Burning a substance is a rapid, high-temperature chemical process called combustion. Fire is not a simple disappearance of matter, but a rearrangement of atoms and molecules that releases energy in the form of heat and light. Understanding combustion requires examining the reaction at the molecular level, where the building blocks of matter switch partners.
The Necessary Ingredients for Combustion
Combustion requires two components: fuel and an oxidant. The fuel, such as wood or natural gas, is typically composed of hydrocarbons—molecules consisting of carbon and hydrogen atoms held by chemical bonds. The oxidant is usually oxygen (O₂) gas from the surrounding air, where molecules exist as two double-bonded atoms. These fuel and oxygen molecules are the reactants awaiting the energy required to begin their transformation.
Atomic Reorganization During Burning
Initiating burning requires activation energy, typically supplied by a spark or heat. This energy overcomes the stability of the starting molecules and breaks their existing chemical bonds. The bonds holding the fuel’s carbon and hydrogen atoms, and the double bonds in the oxygen molecules, must first break apart. Once broken, the highly reactive atoms instantly reorganize into new molecular structures. This atomic movement is a chain reaction where the heat generated by the first reactions provides the activation energy for nearby molecules to break their bonds. The energy absorbed to break the initial bonds is significantly less than the energy released when the new, more stable bonds form.
What the Atoms Become
In complete combustion, carbon atoms from the fuel combine with oxygen to form carbon dioxide (CO₂). Simultaneously, hydrogen atoms pair with oxygen to create water vapor (H₂O). These two gaseous compounds are the primary reaction products. The heat and light associated with fire result from this atomic reorganization. The newly formed bonds in CO₂ and H₂O are stronger and more stable than the original bonds in the fuel and oxygen. The excess energy released from forming these stronger bonds provides the heat and the flame’s incandescence. When oxygen is insufficient, incomplete combustion occurs, producing less efficient products like carbon monoxide (CO) and visible soot (unburned carbon particles). Ash consists of mineral components in the original fuel that did not react with oxygen.
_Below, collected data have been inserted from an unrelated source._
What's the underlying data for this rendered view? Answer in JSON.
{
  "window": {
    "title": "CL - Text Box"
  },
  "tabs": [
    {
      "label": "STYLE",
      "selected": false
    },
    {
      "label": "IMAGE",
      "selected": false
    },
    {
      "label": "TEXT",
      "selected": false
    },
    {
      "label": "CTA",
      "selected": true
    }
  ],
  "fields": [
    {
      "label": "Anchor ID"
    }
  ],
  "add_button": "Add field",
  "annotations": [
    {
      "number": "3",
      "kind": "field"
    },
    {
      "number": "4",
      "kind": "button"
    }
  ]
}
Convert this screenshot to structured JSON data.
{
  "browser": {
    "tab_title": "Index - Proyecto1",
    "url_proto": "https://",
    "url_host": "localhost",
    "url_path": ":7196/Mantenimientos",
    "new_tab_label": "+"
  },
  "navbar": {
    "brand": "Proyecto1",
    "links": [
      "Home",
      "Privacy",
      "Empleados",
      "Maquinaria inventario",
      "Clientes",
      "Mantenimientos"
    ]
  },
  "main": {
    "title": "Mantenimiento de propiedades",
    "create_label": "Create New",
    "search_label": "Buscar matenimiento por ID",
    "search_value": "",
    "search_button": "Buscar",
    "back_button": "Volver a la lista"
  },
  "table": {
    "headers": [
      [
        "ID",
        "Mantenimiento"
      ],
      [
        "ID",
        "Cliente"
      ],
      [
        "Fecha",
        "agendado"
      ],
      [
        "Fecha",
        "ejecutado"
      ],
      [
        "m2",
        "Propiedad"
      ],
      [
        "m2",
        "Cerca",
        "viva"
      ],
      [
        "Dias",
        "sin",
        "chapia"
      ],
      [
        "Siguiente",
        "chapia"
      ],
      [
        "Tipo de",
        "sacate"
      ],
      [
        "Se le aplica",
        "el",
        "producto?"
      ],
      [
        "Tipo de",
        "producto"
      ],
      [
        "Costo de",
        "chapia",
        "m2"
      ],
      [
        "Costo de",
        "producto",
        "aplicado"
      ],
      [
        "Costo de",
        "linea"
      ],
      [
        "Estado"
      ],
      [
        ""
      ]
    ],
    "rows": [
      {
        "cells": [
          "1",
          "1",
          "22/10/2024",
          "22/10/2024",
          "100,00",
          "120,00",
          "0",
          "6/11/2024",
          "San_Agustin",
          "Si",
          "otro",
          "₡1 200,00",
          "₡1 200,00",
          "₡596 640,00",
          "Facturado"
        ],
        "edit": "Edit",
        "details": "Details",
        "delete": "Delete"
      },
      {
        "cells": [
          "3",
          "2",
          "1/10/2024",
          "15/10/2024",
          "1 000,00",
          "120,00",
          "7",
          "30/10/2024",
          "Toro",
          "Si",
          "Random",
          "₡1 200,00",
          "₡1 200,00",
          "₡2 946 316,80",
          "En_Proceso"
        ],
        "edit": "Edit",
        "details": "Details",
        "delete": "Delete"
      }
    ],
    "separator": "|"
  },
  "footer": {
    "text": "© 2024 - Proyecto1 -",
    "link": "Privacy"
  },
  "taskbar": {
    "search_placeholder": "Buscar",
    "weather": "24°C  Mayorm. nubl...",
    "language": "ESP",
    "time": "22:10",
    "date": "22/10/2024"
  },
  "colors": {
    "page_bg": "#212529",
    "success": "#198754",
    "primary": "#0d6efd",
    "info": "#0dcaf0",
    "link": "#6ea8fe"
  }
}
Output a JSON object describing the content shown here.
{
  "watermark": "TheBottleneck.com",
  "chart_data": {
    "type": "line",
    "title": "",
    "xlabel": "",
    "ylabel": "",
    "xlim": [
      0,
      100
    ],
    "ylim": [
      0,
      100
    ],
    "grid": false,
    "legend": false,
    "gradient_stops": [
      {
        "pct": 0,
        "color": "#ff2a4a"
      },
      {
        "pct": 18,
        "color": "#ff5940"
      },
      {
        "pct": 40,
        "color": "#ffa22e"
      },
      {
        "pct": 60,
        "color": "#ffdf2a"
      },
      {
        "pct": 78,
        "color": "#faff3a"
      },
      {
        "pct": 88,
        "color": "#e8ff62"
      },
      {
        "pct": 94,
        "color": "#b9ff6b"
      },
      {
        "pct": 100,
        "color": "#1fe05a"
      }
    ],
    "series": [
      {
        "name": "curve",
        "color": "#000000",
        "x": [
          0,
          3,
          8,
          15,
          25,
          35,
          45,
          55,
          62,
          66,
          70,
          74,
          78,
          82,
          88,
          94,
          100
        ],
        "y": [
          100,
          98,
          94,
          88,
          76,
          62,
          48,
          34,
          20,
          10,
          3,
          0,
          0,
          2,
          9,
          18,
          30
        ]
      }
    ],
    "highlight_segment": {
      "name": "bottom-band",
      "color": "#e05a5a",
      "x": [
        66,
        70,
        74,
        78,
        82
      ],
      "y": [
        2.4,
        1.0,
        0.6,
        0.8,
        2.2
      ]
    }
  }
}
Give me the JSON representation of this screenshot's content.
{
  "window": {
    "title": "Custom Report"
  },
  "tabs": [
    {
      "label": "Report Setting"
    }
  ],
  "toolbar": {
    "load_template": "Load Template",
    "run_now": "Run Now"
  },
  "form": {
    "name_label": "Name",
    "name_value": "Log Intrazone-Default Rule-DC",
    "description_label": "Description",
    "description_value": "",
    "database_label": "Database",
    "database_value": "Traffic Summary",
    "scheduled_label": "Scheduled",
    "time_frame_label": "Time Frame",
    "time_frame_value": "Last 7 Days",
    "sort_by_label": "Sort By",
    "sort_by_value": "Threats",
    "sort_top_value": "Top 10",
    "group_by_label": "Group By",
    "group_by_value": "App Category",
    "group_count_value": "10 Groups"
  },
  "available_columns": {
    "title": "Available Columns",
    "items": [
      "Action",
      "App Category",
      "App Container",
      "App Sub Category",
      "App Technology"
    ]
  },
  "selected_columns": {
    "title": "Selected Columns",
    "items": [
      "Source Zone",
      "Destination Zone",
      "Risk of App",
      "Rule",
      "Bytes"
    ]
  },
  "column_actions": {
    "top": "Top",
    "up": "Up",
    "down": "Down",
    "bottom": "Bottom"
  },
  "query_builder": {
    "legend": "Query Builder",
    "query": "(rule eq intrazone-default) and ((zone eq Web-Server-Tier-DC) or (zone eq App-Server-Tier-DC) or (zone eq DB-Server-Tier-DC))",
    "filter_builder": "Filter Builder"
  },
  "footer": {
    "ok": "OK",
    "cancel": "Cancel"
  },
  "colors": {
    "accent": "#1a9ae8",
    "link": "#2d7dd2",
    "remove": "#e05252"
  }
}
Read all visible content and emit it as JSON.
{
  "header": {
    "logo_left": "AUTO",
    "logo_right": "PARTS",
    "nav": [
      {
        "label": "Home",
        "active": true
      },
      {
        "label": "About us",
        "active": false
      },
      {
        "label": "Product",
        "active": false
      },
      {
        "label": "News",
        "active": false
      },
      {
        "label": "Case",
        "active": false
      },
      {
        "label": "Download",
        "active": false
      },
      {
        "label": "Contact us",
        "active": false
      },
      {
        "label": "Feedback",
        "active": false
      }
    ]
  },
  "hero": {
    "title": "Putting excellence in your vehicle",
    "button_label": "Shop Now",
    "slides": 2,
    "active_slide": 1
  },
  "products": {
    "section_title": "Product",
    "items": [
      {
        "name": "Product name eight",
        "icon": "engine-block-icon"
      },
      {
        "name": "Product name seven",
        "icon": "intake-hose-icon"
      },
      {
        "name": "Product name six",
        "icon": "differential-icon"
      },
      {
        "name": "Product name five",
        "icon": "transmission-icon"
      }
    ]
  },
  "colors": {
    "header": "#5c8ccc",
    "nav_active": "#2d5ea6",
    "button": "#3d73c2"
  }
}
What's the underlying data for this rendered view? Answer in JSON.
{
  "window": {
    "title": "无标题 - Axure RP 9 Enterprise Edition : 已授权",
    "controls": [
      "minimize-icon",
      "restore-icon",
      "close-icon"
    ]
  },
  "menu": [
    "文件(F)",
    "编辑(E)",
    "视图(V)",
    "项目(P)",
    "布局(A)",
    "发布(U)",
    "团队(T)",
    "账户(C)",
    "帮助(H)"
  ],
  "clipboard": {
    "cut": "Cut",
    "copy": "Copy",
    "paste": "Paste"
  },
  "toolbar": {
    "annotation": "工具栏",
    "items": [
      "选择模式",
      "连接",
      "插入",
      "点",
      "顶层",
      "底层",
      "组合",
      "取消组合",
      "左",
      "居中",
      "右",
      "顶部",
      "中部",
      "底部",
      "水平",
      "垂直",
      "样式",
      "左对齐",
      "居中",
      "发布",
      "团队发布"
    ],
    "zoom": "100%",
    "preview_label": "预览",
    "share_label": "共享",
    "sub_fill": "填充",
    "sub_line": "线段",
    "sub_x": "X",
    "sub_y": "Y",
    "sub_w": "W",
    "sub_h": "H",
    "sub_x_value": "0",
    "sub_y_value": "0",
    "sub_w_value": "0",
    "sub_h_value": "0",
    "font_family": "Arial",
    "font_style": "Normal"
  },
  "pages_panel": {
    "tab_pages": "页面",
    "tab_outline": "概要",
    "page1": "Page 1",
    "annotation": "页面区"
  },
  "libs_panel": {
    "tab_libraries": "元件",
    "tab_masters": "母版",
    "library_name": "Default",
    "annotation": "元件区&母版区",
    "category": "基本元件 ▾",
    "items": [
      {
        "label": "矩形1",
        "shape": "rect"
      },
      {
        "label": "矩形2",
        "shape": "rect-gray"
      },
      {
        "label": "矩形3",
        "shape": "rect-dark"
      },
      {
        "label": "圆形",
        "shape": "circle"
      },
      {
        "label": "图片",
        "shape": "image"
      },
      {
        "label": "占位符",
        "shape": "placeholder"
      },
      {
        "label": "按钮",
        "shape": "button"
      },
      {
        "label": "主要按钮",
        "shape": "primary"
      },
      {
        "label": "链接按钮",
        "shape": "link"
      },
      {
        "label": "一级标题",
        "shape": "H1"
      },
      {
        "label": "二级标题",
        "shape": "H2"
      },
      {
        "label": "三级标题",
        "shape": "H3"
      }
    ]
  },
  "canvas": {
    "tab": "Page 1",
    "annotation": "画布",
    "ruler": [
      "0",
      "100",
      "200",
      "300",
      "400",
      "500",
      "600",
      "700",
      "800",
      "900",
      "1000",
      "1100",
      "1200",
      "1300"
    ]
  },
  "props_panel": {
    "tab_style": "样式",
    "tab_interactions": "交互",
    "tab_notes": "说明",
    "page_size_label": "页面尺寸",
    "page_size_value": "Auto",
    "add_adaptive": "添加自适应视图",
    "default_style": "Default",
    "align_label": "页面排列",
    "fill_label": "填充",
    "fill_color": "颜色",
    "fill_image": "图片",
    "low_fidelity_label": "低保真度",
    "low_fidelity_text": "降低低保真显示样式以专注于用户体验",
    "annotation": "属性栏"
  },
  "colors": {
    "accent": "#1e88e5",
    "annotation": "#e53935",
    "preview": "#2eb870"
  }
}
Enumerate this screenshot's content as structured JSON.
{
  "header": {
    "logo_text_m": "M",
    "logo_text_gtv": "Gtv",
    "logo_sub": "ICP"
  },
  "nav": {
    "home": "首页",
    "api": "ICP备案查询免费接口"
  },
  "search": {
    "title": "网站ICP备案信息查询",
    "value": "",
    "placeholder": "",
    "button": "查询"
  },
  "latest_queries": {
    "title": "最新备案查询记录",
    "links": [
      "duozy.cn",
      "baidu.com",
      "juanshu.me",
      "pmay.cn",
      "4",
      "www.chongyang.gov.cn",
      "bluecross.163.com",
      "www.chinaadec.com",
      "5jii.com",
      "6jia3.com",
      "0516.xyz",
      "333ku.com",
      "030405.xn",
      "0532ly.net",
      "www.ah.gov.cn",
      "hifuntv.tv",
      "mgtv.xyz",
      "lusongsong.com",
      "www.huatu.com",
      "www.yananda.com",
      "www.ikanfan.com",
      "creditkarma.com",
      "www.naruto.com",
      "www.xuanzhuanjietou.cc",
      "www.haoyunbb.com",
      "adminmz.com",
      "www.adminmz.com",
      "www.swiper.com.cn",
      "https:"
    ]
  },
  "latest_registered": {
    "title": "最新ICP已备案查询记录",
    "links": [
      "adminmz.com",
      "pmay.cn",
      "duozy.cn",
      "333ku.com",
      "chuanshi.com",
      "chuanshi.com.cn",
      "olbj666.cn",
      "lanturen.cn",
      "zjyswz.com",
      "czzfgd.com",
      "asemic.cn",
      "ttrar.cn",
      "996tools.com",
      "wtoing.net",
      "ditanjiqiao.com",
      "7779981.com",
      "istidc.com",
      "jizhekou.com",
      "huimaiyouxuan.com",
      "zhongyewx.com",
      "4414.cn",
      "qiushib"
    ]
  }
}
The Law of Conservation of Mass
A common perception is that matter disappears when something burns, but this contradicts the Law of Conservation of Mass. This law states that atoms are neither created nor destroyed during a chemical reaction; they are only rearranged. The total number of atoms present before and after the fire remains exactly the same. The apparent loss of mass from a burning log is merely a change in the state of the matter involved. Most of the starting material’s mass transforms into the invisible gases of carbon dioxide and water vapor, which disperse into the atmosphere. If one captured and weighed all the gaseous products, ash, and unreacted oxygen, the total mass would equal the combined mass of the original fuel and the oxygen consumed.